Wednesday, 5 July 2017

                  THE KNIGHTS TEMPLAR. Part 1.

      The religious order of the Knights of the Temple of Solomon, or the Knights Templars was founded in 1118 by Sir Hugh de Payne and eight other knights.  The Crusades had succeeded in capturing the sacred sites of the Holy Land from the Moslems who had denied Christians access.

   St Bernard of Clairvaux drew up monastic rules for them in 1128 and by 1130 the Templars had become the standing army of the Christian States in the Holy Land.  The Princes and Knights of Medieval Europe joined the order in great numbers.  Generous presents of land and money were heaped on the Templars over the 12th and 13th centuries and their foundations spread all over Europe.  Henry 2nd gave them a gift of land on both sides of Waterford Harbour as penance for his part in the murder of St Thomas A’ Beckett.

 In 1172,they established a Perceptory in Crooke and also in Kilbarry as well as in Clonaulty and Kilcloggan in Wexford.  The purpose of the Perceptories was to produce money and horses for the use of the fighting men in the Holy Land and to serve as retirement homes for old and wounded knights.
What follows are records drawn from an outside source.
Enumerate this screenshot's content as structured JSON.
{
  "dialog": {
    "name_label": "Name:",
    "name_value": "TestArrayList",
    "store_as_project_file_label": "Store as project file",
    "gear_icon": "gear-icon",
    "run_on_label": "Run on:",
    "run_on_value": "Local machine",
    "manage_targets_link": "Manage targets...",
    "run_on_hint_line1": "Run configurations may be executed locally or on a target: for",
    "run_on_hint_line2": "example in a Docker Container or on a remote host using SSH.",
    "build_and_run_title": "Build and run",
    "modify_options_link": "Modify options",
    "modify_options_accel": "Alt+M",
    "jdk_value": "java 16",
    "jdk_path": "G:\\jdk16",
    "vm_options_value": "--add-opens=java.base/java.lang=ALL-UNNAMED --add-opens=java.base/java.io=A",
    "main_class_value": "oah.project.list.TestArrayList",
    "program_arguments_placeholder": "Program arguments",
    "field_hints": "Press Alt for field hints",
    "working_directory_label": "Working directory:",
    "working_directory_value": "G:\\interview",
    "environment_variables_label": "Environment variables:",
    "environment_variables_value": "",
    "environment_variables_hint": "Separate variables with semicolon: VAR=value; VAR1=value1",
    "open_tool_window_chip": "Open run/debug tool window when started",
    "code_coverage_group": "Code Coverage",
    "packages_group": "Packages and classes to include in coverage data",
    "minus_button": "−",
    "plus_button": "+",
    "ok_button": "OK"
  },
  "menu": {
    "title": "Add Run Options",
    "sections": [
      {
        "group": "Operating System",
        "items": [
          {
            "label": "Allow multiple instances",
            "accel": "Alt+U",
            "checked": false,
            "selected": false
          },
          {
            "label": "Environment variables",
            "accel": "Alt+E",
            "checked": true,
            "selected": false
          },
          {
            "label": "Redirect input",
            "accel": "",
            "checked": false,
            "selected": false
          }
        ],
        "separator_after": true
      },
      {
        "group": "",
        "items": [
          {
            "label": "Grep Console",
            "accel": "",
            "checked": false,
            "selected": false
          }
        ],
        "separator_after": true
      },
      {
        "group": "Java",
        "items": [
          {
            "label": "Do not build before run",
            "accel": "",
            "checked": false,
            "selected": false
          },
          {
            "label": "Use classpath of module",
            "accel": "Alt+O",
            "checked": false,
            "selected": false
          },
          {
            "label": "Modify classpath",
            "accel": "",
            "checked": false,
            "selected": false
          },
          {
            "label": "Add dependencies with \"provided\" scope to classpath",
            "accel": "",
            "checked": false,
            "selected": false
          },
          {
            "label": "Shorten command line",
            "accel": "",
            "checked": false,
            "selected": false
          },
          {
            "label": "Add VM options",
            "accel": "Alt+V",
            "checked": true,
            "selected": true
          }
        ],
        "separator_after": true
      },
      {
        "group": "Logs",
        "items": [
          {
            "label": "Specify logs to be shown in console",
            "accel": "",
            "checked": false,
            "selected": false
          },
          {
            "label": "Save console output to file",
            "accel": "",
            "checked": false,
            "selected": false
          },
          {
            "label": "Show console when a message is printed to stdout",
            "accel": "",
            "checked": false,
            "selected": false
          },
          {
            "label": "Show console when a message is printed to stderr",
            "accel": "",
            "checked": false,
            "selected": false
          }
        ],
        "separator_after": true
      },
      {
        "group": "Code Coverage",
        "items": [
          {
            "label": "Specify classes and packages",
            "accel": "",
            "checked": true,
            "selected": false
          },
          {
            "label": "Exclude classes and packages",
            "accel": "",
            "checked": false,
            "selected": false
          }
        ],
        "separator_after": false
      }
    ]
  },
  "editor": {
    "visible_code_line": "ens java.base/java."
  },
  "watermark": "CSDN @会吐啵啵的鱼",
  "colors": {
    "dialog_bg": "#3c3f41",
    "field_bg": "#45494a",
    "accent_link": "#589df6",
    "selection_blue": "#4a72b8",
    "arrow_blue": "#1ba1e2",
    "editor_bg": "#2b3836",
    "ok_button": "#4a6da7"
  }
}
  In February 1307, Crooke consisted of a large farm of 3000 acres with 350 sheep and an amount of crops including peas.  Sales of wool and corn were the main sources of income.  They were granted the rights to have Mills for making flour.  This was a source of great wealth as they had the monopoly in and around the city of Waterford.  The Waterford merchants tried to build their own mills but were prevented when the Templars objected and Henry 2nd issued a mandate preventing such competition.
The remains of a Templar Mill still stands on the hill over Passage and Crooke.


               
          A number of disputes arose between the Templars and the Waterford City authorities over Tax avoidance and also between the Templars and the Abbot of the Cistercians of Dunbrody Abbey.  The Cistercians claimed rights to 1500 acres in Crooke.  In the “Dunbrody Case”, which dragged on from 1288 until 1291, it seems that the Cistercians were granted some land in Crooke which overlapped that of the Templars.  Both rightly claimed the 1500 acres but in the end the Templars won as their grant came from King Henry 2nd while Dunbrodys was granted by a lesser noble, Gilbert of Essex.  Generally, the Templars were popular in Ireland.  This was not the case throughout Europe

The Templars had developed into two sections.......The fighting men of the Holy Land and the rich and powerful landowning section.  The latter would supply the knights with men and money.  By the year 1300, they owned 20,000 estates in Europe and this property attracted the notice of greedy and hard-up nobles.  They got their first attack from King Philip 4th of France who was short of money.